Anche in questo caso mi verrebbe da dire “meglio tardi che mai” ma ciò che mi sorprende nella pur sempre tardiva azione di comando messa in campo dal generale Nitti è la giustificazione utilizzata.
Incredibilmente il generale ha preferito puntare il dito sui rischi per l’attività istituzionale e per l’operatività della Forza armata causati dalla mancata o ritardata iscrizione all’albo del personale sanitario militare inadempiente e non, invece, sul fatto che in tale mancanza si configura la violazione dell’articolo 348 c.p..
Anche al generale Nitti voglio ricordare che la legge 3/2018, c.d Lorenzin, non solo ha inasprito le pene non solo per chi esercita abusivamente la professione, prevedendo la punizione con la reclusione da sei mesi a tre anni e la multa da euro 10.000 a euro 50.000 ma ha anche per i professionisti che hanno determinato altri a commettere il reato di esercizio abusivo della professione, prevedendo per questi la pena della reclusione da uno a cinque anni e della multa da euro 15.000 a euro 75.000.

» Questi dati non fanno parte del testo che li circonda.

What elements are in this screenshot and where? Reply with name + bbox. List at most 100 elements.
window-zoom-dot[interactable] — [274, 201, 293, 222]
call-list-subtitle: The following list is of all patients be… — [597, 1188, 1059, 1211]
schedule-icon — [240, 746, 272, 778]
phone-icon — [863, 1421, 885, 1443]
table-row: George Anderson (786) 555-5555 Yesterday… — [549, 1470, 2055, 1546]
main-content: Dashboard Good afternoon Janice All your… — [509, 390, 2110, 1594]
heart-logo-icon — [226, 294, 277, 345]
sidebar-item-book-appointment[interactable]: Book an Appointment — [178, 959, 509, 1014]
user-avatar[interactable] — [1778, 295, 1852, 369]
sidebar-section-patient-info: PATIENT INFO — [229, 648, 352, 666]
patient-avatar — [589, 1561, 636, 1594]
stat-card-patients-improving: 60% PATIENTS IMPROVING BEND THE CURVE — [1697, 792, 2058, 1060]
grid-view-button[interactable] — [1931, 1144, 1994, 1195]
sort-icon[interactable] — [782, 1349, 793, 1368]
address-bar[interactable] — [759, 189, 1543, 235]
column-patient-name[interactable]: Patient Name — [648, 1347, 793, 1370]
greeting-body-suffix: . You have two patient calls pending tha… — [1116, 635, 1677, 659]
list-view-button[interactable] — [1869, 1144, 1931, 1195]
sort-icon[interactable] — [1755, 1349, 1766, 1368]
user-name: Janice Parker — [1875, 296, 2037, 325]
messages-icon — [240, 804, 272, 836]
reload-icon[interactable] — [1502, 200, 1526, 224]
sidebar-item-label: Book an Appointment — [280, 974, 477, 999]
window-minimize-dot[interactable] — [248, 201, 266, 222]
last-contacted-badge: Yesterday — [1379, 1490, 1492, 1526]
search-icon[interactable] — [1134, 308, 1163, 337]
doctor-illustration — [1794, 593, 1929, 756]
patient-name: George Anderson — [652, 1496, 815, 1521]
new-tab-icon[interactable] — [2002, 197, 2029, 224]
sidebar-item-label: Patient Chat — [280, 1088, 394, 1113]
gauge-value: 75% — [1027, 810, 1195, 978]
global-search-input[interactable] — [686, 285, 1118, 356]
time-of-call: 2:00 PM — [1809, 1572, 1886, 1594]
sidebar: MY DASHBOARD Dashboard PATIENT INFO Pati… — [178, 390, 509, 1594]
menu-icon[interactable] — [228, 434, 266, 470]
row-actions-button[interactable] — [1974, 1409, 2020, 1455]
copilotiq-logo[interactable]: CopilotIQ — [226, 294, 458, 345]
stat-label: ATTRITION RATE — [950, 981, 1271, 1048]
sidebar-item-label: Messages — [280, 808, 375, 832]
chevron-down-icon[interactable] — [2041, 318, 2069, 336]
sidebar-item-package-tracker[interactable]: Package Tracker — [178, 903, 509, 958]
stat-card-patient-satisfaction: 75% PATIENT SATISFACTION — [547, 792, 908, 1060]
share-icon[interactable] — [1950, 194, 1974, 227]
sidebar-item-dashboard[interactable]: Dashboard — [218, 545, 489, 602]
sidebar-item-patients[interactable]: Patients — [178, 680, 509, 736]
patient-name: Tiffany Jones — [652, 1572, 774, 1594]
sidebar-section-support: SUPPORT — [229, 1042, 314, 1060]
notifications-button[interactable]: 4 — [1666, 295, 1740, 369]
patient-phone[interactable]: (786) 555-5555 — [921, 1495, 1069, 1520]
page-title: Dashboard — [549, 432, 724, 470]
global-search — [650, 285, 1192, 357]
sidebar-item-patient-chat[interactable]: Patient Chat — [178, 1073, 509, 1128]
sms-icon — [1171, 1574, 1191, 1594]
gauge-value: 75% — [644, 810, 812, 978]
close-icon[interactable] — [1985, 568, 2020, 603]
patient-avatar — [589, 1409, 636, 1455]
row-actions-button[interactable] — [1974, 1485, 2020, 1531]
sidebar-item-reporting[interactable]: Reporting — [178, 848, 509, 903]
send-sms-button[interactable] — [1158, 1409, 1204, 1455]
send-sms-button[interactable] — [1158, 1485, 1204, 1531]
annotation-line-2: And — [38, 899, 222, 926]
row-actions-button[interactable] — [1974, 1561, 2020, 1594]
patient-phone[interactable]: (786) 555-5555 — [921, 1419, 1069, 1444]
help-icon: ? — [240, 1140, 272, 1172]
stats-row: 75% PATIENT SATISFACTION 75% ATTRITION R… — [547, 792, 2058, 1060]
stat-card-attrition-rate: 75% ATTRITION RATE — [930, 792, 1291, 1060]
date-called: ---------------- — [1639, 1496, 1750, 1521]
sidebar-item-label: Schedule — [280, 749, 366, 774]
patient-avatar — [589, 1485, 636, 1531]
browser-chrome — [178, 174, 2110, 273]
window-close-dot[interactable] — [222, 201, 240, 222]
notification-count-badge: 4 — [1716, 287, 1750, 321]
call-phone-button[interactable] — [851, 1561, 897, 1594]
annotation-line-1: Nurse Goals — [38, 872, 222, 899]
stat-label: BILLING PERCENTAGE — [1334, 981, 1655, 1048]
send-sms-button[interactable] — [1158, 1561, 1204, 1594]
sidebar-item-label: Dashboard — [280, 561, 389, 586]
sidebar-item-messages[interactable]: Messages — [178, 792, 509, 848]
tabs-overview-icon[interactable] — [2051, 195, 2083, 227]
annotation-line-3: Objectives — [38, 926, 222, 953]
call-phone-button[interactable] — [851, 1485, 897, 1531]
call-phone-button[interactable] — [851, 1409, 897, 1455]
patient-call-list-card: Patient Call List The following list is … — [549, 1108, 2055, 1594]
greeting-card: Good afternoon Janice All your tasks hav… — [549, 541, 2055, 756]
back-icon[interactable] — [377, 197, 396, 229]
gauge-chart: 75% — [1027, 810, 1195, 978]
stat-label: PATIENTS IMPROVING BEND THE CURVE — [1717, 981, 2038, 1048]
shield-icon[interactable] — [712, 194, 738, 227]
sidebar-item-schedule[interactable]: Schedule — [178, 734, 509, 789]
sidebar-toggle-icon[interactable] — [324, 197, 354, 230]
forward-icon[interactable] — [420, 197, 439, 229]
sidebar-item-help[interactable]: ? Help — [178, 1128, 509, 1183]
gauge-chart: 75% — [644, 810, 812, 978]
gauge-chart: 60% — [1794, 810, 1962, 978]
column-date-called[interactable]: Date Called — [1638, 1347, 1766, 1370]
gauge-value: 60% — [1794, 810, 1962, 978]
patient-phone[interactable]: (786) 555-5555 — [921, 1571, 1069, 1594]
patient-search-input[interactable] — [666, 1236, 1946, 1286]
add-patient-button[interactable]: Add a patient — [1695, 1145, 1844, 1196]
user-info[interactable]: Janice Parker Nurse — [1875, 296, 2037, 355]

Sono certo che al generale Nitti non sia sfuggito quanto ho voluto ricordare al suo collega generale dei carabinieri Vito Ferrara in merito all’orientamento della Corte Suprema di Cassazione riguardo al delitto di esercizio abusivo di una professione previsto dall’art. 348 cp.
Tuttavia, quanto all’impatto che la deprecabile situazione di illegalità potrebbe avere sulle attività istituzionali e i rischi paventati dal generale, non posso non spezzare una lancia a suo favore in quanto, solo per fare un esempio, ogni accertamento sanitario qualora sia effettuato da personale sanitario non in regola con i titoli richiesti per l’esercizio della professione non avrebbe alcun valore legale, con tutte le conseguenze sui giudizi di idoneità fisica al servizio assunti nei confronti del personale o nelle procedure concorsuali.
Per queste ragioni, difronte all’ennesima palese ammissione di colpa, ritengo sia oltremodo necessario l’immediato intervento dell’Autorità Giudiziaria affinché sia definitivamente stroncato non solo l’esercizio abusivo delle professioni sanitarie nell’ambito delle Forze armate ma anche ogni forma di tolleranza da parete di coloro che esercitano le azioni di comando e determina l’impiego del personale pur sapendolo abusivo.
All’ignaro Ministro della difesa, Lorenzo Guerini, continuo chiedere fino a quando sarà ancora disposto a tollerare queste pericolose situazioni di palese illegalità?